Numerus clausus, j’ai osé le dire, mais les dieux de l’Olympe universitaire me feraient pourrir la langue s’ils m’entendait proférer pareille hérésie. Car ici personne ne fait de la sélection. Nous sommes dans une filière « non-sélective », comment pourrions-nous faire de la sélection ? Le mot est banni, honni, les enseignants sont priés de parfaire leur vocabulaire. Un instant circule dans les couloirs un tuyau pour celles et ceux qui s’apprêtent à lécher le cul de la direction à l’entretien d’embauche : pour Parcoursup, ne parle jamais de sélection, dit plutôt que nous orientons les candidats le mieux possible en tenant compte des capacités d’accueil des établissements. Nous les classons en fonction de leurs résultats et refusons ceux qui dépassent un certain rang. Tout ressemble à un concours dont les candidats ne connaissent pas les critères, mais nous ne faisons pas de sélection, car le mot est tout simplement interdit par la loi. Et les mots comptent plus que tout, plus que jamais n’est-ce pas.

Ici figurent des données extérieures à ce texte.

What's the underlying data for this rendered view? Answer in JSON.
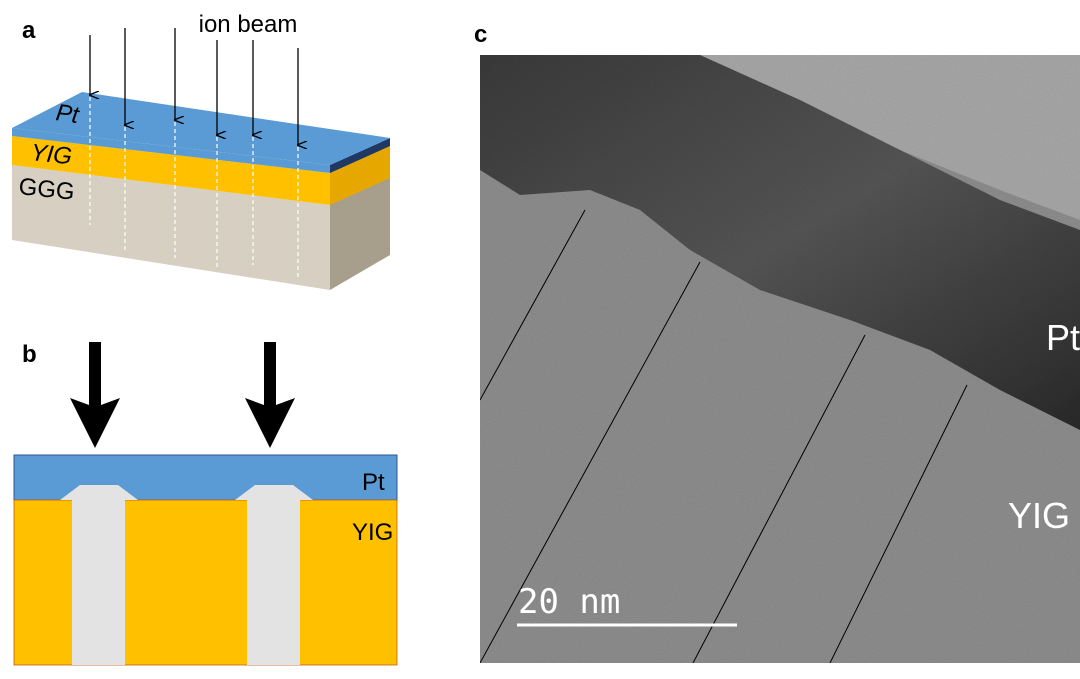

Cette farce méritocratique à base d’algorithmes et d’urgence, ce chaos qu’apporte Parcoursup a un sens. En termes économiques, il s’agit d’inverser le rapport de force entre l’offre et la demande, pour contribuer, en flexibilisant les étudiants, à l’essorage de la fonction publique. Disons-le autrement. Dans un contexte de massification des filières du supérieur, engendré et favorisé par la dilution du baccalauréat, on ne saurait accepter toutes les demandes sans en même temps revoir les effectifs. Or c’est un autre interdit de notre temps, toute solution envisagée doit exclure a priori l’idée de grossir les rangs de la fonction publique. Seule solution donc : rendre la demande plus labile, pousser l’étudiant à aller là où on veut qu’il aille, faire concorder, artificiellement et de force, le désir collectif de formation avec l’offre présente. Et ceci n’est rendu possible que par la dénégation des préférences, et la systématisation du numerus clausus, les deux nouveaux leviers, les deux nouveaux scandales, que sous l’éternel couvert du mythe informatique, Parcoursup fait passer crème. Maintenant, les poussins, répétez après moi : Parcoursup ne fait pas de sélection, il nous oriente avec la plus grande intelligence qui soit – artificielle.